[lammps-users] WARNING: Table inner cutoff >= outer cutoff - Is this a problem?

I am running the attached abbreviated code (I can give more details if necessary), but seeing the following warning:
Table inner cutoff >= outer cutoff:
(From LAMMPS error messages) You specified an inner cutoff for a Coulombic table that is longer than the global cutoff. Probably not what you wanted.
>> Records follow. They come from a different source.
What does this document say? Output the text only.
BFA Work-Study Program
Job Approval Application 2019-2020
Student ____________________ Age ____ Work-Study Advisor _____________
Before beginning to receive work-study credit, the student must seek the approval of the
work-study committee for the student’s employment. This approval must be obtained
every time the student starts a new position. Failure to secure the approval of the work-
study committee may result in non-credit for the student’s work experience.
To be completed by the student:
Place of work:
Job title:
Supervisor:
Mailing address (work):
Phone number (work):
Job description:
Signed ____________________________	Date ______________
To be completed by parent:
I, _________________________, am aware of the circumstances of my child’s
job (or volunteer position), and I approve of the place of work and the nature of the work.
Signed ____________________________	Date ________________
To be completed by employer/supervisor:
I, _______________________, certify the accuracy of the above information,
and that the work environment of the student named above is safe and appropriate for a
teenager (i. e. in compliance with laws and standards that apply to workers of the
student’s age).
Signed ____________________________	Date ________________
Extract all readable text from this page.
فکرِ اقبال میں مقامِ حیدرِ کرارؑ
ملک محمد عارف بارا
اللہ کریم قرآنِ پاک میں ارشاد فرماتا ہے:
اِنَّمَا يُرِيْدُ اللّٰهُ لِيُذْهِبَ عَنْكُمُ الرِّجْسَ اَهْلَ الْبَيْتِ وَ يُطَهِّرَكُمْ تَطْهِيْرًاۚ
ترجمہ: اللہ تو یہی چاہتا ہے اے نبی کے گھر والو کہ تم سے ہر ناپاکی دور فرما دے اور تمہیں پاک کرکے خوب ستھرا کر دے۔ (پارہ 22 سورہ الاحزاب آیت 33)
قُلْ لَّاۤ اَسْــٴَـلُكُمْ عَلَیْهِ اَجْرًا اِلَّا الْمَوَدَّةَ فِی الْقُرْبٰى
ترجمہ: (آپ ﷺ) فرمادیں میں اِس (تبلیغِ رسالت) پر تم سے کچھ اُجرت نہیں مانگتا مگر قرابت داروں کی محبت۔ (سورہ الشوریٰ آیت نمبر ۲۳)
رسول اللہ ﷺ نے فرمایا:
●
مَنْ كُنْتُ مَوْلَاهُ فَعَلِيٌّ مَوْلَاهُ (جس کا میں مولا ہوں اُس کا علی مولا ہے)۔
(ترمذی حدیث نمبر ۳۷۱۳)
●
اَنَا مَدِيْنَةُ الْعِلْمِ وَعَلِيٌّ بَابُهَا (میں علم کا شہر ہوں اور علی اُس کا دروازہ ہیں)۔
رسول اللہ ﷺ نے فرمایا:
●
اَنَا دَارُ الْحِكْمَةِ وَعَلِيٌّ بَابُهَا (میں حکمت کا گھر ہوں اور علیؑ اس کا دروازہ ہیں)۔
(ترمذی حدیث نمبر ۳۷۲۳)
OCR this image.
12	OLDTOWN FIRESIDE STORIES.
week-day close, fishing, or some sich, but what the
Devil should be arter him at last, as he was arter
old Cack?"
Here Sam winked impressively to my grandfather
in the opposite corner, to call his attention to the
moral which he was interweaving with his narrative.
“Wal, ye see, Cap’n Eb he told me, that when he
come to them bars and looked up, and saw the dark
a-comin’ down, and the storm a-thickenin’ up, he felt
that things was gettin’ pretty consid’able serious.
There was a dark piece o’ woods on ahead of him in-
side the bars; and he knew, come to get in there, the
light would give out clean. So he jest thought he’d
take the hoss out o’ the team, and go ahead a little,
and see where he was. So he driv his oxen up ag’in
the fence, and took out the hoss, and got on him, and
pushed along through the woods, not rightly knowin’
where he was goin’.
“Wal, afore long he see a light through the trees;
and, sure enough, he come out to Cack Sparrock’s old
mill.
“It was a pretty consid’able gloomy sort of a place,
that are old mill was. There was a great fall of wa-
My box dimensions are (L_x,L_y,L_z) = (1,1,1.5) and I specify the r_cut for Coulombic interactions to be 0.6. I am not sure what I am doing incorrectly and thus do not know how to fix it. If it is still successfully running, is it really a problem? Any help would be appreciated.

Thanks in advance,


Selections from my code:

Initialize simulation box

dimension 3
boundary p p f
units lj
atom_style charge

Create geometry

region simbox block -0.5 0.5 -0.5 0.5 -0.75 0.75 units box
create_box 2 simbox

#INSERT 500 particles

Create groups

group A type 1
group C type 2
group ions type 1 2

Set masses

mass 1 1.0
mass 2 1.0

Set potentials

pair_style lj/cut/coul/long 0.0125 0.6 #WHY IS THIS WRONG?
pair_coeff * * 0.4 0.005
kspace_style ewald 1E-4
kspace_modify slab 3.0
dielectric 100 #1/0.01


neighbor 1 nsq
neigh_modify delay 0 every 1 check yes page 1000000 one 10000

fix anode all wall/lj93 zlo -0.75 10 0.366246 0.25 units box
fix cathode all wall/lj93 zhi 0.75 10 0.366246 0.25 units box

The LJ cutoff (0.0125) is not what is being referred to. This
is the table cutoff for the Coulomb only portion, set by pair_modify tabinner,
which defaults to sqrt(2.0) which is > 0.6, hence the warning. Most
people run LJ units with sigma = 1.0, hence that is a reasonable default.
You appear to be running with a box size of one, and a tiny sigma, since
your cutoffs are so small. Hence you will need to adjust tabinner.